The popularity of contactless payments, online shopping and smartphones is having a significant effect on how we manage our money and pay for things, leading to debit cards overtaking cash as the most frequently used payment method in the UK, according to the latest research from UK Finance.

The latest UK Payment Markets report shows how new technology, payment innovation and changing consumer habits contributed to 13.2 billion card payments at the end of 2017 overtaking cash payments (13.1 billion) for the first time. This beats previous forecasts by one year when debit cards would overtake cash within one year. In comparison, cash payments were down 15 per cent year-on-year.
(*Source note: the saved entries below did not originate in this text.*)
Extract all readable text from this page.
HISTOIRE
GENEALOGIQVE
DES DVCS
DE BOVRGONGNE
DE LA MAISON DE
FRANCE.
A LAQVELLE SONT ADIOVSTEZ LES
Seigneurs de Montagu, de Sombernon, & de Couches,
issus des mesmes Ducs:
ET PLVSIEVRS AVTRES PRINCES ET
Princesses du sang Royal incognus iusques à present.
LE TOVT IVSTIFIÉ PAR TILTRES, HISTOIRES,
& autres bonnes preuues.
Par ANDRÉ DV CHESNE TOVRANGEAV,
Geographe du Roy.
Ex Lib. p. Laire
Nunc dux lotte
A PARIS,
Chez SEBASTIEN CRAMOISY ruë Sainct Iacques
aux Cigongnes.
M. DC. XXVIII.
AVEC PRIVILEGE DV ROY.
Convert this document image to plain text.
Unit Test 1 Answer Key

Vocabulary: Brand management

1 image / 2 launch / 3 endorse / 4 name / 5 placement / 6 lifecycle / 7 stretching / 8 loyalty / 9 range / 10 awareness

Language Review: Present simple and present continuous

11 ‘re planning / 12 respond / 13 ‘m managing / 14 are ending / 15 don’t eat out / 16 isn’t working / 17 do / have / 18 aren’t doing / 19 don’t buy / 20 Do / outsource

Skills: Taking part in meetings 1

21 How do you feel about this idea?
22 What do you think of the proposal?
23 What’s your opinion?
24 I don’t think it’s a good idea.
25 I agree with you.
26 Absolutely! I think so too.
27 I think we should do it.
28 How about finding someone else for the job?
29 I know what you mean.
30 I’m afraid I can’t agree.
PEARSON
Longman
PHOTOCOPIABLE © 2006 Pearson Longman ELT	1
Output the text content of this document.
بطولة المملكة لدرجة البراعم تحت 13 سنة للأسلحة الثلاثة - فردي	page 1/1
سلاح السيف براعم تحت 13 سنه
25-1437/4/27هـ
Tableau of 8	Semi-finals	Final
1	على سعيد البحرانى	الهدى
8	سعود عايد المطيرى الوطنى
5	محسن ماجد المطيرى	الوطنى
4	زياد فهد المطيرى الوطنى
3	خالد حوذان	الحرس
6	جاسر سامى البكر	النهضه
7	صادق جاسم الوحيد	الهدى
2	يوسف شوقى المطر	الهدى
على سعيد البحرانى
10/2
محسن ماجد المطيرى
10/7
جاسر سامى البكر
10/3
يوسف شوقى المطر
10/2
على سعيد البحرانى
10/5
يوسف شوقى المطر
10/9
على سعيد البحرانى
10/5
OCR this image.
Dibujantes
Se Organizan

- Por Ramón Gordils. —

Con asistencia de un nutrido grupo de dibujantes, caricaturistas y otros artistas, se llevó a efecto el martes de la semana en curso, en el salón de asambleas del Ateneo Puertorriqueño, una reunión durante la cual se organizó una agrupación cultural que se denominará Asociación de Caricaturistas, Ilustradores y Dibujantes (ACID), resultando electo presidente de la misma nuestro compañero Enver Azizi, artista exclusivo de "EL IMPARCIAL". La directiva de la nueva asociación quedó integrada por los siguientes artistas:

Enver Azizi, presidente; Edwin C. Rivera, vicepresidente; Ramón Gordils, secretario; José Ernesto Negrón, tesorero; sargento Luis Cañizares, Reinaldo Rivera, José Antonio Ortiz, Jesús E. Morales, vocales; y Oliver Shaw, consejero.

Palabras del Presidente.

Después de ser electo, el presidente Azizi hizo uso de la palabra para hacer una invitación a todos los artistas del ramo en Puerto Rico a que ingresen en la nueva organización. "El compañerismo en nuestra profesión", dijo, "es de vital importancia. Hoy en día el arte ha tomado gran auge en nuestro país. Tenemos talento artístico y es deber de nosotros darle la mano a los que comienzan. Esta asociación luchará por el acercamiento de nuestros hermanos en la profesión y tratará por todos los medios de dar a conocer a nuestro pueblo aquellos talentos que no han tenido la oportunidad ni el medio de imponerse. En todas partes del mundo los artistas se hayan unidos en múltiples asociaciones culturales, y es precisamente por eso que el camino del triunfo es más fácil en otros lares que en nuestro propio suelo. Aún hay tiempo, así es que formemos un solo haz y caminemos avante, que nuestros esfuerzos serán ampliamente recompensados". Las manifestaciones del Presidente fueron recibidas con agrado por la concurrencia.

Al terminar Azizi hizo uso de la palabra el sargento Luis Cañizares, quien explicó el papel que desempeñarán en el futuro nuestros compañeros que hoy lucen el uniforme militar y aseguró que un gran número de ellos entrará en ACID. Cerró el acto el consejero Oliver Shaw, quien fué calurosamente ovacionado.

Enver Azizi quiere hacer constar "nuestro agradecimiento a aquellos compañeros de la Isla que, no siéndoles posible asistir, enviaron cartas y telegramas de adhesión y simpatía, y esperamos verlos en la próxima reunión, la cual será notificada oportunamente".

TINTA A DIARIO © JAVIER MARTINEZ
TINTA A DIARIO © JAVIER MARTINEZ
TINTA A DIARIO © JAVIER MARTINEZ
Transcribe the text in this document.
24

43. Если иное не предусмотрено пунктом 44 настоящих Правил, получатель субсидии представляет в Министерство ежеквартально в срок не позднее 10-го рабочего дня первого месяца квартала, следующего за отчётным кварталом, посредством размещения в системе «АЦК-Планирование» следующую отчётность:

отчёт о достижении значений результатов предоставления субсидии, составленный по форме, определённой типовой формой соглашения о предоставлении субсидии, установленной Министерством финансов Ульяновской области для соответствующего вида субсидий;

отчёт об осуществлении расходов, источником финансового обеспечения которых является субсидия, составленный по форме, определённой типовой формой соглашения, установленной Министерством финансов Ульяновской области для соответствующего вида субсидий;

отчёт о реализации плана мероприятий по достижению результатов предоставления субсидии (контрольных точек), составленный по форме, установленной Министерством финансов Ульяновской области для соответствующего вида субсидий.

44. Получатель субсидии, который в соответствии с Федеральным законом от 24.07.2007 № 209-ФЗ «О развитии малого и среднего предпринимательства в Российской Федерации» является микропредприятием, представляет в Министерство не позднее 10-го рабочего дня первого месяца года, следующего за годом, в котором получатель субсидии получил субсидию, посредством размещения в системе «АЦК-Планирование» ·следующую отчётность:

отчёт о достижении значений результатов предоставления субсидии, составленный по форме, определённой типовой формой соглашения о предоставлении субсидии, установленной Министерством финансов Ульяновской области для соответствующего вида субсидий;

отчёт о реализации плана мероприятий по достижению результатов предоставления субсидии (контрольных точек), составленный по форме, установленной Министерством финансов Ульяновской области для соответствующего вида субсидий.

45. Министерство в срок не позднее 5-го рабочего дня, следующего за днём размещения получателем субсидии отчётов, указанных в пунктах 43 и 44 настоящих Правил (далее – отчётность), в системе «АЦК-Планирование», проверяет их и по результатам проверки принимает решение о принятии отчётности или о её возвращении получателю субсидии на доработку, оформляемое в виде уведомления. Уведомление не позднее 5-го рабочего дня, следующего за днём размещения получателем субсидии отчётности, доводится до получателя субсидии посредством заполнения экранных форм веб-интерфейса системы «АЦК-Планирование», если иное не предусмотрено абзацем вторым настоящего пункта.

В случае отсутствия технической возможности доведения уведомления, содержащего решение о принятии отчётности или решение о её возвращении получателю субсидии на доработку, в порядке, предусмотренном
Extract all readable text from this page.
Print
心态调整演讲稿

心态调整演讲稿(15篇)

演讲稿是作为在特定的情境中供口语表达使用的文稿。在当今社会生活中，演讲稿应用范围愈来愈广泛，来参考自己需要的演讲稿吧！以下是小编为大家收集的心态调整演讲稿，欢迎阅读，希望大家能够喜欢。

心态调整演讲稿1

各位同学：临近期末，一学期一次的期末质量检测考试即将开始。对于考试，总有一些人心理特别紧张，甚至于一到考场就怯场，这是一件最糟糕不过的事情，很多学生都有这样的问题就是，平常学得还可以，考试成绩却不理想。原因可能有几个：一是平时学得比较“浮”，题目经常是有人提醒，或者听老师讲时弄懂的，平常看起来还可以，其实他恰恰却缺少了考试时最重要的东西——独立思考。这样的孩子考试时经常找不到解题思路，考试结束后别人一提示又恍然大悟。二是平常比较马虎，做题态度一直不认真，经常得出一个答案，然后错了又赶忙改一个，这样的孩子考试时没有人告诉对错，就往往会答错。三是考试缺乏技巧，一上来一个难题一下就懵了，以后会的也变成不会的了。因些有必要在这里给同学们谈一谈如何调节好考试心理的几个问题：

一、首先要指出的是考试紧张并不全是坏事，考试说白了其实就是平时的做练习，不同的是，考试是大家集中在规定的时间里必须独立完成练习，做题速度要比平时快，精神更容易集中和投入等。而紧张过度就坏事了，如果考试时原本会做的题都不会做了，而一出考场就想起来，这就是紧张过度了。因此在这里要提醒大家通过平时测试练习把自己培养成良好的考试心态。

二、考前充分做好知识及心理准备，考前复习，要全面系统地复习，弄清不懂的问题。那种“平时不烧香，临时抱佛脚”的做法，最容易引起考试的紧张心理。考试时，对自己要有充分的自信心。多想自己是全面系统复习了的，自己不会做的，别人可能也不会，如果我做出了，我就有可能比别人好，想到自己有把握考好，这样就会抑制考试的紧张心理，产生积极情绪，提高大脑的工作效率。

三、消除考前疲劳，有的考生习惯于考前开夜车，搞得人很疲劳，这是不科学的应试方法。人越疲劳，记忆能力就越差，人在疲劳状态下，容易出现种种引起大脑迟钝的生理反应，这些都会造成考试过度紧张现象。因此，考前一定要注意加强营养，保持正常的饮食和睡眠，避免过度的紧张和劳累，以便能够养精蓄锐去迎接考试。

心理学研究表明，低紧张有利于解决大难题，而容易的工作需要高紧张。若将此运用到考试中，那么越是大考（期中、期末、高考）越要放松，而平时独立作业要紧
The popularity of contactless payments among UK consumers is a key driver of debit card growth. In total, across both debit and credit cards, the number of contactless payments increased by 97 per cent during 2017 to 5.6 billion. Almost two thirds (63 per cent) of people in the UK now use contactless payments, and no age group or region falls below 50 per cent usage.

An increasing acceptance of card payments by smaller businesses and people becoming ever-more comfortable and familiar with the speed, ease and security of making low-value payments has also made the use of debit cards more popular. By the end of 2017 there were nearly 119 million contactless cards in circulation and, with customers and businesses increasingly choosing to use contactless cards and card acceptance devices, it is anticipated 36 per cent of all payments across the UK will be contactless in 2027.

As consumers increasingly turn to contactless payments in situations where previously they may have paid using cash, 2017 saw a decrease in cash payments by 15 per cent to 13.1 billion payments. Around 3.4 million consumers almost never used cash at all, instead relying on cards and other payment methods to manage their spending. Yet despite this fall, cash is still the second most frequently used payment method, just behind debit cards, accounting for just over one-third (34 per cent) of all payments in 2017. Around 2.2 million customers mainly used cash for their day-to-day shopping in 2017, although nine out of ten of them had a debit card they could use if they chose, and the majority used other payment methods to pay their regular bills.

With greater diversity in the way in which different people in the UK manage their finances and conduct their day-to-day spending, the number of cash payments in the UK is expected to continue to fall over the next decade. But, it’s anticipated that cash will still retain its place as the second most frequently used payment method in 2027, ensuring that no-one gets left behind.

Stephen Jones, Chief Executive, UK Finance said: “The choice of payment options available in the UK is allowing people to choose to pay the way that best suits them. But we’re far from becoming a cash-free society and despite the UK transforming to an economy where cash is less important than it once was, it will remain a payment method that continues to be valued and preferred by many.

“These trends are likely to shift further over the next decade. Developments such as Open Banking are expected to bring extensive changes to the payments landscape, something that will likely shape how we interact with our money in the coming years.”